November 2010/2

 

Daten der Empfänger von Agrarsubventionen wieder geschützt – EuGH rügt Veröffentlichungspraxis

 

Unter www.agrar-fischerei-zahlungen.de war bis zum 9. November 2010 für jedermann eine Liste der deutschen Subventionsempfänger des Europäischen Fonds für Landwirtschaft einsehbar. Jetzt steht dort nur noch: Die Veröffentlichung von EU-Subventionsempfängern im Agrarbereich entspricht in der bisherigen Form nicht dem Gemeinschaftsrecht. Aus diesem Grund wird die Veröffentlichung bis zu einer Neuregelung der Veröffentlichungsvorschriften ausgesetzt. Kann das im Sinne der immer wieder geforderten Transparenz bei der Vergabe von Steuergeldern sein?

 

In diesem Fall ja, denn Transparenz ist für den Steuerzahler noch kein Wert an sich ist und kann sich schnell ins Gegenteil verkehren, wenn selbst Kleinbauern geringe Euro-Beträge im Internet offenlegen müssen. Denn von Beginn der Veröffentlichung an hatte die Geschichte einen Haken: Aus der bisherigen Liste wurde nicht deutlich, wofür der einzelne Subventionsempfänger Geld aus Brüssel erhielt – was zu viel Raum ließ für Missgunst und Spekulationen. Auch aus datenschutzrechtlichen Gründen war die Veröffentlichungspraxis fraglich. Wieso sollten Landwirte solch einen Eingriff in ihre Privatsphäre hinnehmen, wenn in anderen Bereichen – z.B. der Forschung oder Umwelt – Subventionszahlungen weiterhin „top secret“ sind?

 

Die Richter des Europäischen Gerichtshofs haben richtig entschieden und drei hessischen Bauern Recht gegeben, die gegen die Veröffentlichung ihrer Daten im Internet geklagt hatten.
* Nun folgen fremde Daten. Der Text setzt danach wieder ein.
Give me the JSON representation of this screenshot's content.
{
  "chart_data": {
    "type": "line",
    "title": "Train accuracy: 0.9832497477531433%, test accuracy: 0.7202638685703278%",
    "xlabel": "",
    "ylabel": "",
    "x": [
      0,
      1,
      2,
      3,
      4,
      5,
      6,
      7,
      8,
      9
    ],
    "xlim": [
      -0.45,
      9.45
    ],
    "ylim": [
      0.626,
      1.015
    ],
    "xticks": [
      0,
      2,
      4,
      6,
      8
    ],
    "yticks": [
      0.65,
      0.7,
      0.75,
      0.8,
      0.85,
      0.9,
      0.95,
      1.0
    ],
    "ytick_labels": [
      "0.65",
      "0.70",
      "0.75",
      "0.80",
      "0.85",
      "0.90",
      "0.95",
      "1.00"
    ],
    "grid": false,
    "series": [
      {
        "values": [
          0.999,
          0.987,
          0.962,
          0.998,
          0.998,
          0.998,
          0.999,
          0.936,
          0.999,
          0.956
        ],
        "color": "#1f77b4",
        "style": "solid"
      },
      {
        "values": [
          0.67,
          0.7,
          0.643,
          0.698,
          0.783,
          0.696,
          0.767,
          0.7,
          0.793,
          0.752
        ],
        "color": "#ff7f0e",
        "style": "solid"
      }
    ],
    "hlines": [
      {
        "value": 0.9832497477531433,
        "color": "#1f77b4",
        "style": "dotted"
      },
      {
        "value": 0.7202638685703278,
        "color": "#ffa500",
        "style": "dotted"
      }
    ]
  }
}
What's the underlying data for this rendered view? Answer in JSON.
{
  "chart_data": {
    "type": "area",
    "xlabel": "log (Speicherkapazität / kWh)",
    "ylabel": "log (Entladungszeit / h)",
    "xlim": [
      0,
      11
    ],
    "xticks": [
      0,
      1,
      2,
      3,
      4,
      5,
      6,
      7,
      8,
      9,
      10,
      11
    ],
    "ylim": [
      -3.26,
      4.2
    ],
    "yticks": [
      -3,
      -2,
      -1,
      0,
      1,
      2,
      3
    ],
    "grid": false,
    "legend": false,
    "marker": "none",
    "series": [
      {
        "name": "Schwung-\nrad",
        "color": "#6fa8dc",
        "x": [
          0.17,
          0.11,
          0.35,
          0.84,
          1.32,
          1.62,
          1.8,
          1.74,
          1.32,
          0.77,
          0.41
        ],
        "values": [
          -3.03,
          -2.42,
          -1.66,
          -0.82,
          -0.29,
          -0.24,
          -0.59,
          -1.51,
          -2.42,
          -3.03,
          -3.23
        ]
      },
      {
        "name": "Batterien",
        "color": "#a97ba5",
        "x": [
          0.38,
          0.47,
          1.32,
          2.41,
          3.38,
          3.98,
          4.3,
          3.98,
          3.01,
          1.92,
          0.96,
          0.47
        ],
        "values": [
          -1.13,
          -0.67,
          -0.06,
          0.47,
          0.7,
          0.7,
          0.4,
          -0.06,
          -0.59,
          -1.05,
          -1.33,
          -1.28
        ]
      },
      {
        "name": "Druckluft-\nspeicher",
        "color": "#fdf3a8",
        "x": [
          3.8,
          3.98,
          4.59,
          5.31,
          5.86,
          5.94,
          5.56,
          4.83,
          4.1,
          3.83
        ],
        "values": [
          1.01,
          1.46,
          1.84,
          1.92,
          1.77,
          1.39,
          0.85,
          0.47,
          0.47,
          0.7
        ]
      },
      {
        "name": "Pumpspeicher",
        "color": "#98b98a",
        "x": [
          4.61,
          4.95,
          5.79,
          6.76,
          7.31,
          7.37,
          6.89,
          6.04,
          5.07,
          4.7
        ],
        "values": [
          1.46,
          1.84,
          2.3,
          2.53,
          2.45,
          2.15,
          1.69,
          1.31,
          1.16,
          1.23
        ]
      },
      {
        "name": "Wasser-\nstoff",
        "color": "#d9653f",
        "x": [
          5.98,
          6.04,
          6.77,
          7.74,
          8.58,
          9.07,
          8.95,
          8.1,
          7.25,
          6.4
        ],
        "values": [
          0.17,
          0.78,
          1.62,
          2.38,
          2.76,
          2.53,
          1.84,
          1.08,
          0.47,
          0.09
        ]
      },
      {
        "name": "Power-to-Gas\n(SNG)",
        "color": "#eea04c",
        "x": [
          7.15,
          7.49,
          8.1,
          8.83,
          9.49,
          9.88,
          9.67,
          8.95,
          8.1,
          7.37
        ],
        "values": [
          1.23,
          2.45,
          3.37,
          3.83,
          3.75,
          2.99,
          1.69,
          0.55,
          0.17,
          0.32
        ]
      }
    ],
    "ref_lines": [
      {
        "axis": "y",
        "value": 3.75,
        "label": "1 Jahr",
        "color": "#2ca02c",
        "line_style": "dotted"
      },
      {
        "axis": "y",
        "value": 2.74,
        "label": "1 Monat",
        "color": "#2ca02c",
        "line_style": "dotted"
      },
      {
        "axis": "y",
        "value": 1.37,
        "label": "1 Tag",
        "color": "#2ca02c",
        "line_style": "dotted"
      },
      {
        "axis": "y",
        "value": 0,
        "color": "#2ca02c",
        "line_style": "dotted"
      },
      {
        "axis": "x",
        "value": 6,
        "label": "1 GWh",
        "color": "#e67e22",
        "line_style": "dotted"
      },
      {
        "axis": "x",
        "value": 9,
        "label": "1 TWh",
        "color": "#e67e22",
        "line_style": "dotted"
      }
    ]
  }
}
Das Urteil bedeutet aber keine Rückkehr zur Geheimhaltungspolitik, denn die Transparenzinitiative ist und bleibt wichtig, um das Vertrauen in die Europäische Union zu stärken. Sie wurde von der Kommission nur vorschnell und unüberlegt eingeführt. Bayern hatte sich 2009 als letztes deutsches Bundesland mit dem Hinweis auf Unverhältnismäßigkeit gegen die Internet-Veröffentlichung gewehrt. Als die Europäische Kommission ein Vertragsverletzungsverfahren androhte, musste unser bayerischer Landwirtschaftsminister Helmut Brunner einlenken.

 

Jetzt hat der EuGH dem einen Riegel vorgesetzt, was wir schon immer kritisiert haben: in den Veröffentlichungen wurde nicht nach Bezugsdauer, Häufigkeit, Art und Umfang der erhaltenen Beihilfen unterschieden. Die dadurch erzwungene Neuregelung der Veröffentlichungspraxis ist eine Chance, vieles – wenn nicht alles – besser zu machen. So muss in Zukunft deutlich werden, für was das Geld ausgegeben wurde und es sollte genau abgewägt werden, ob die Veröffentlichung von Namen und Postleitzahl verhältnismäßig ist. Anderenfalls wird gegen eigenes Recht verstoßen. Denn unter Hinweis auf die EU-Grundrechtscharta und die Europäische Menschenrechtskonvention sind Eingriffe in das Privatleben nur zulässig, wenn dies „absolut notwendig“ sie, um anerkannte Ziele des Gemeinwohls zu verfolgen, und solange der Wesensgehalt der EU-Grundrechte unangetastet bleibt. Vorstellbar wäre deshalb auch, dass künftig erst ab einer bestimmten Subventionshöhe Name und Wohnort der Empfänger veröffentlicht werden. Am Sinnvollsten und Gerechtesten wäre aber, dass die Vergabe sämtlicher öffentlicher Gelder – egal welcher Art – unter Nennung von Höhe und Verwendungszweck öffentlich gemacht wird – sowohl auf europäischer als auch nationaler Ebene.

 

Unternehmen, für die die Entscheidung des EuGH nicht gilt, sollten als Empfänger von EU-Beihilfen grundsätzlich immer im Internet veröffentlicht werden dürfen. Ob Konzerne wie BASF, Lufthansa, RWE oder das britische Königshaus weiterhin Subventionen in Millionenhöhe aus dem Landwirtschaftsfonds der EU erhalten müssen, ist eine weitere Frage, die die Kommission dringend beantworten muss. Denn dieses Geld fehlt den Landwirten, die immer häufiger in Existenznöte geraten. Eine radikale Reform der Gemeinsamen Agrarpolitik könnte Abhilfe verschaffen.

 

 

Haben Sie zu diesem Thema Fragen oder Anregungen? Dann schreiben Sie mir bitte!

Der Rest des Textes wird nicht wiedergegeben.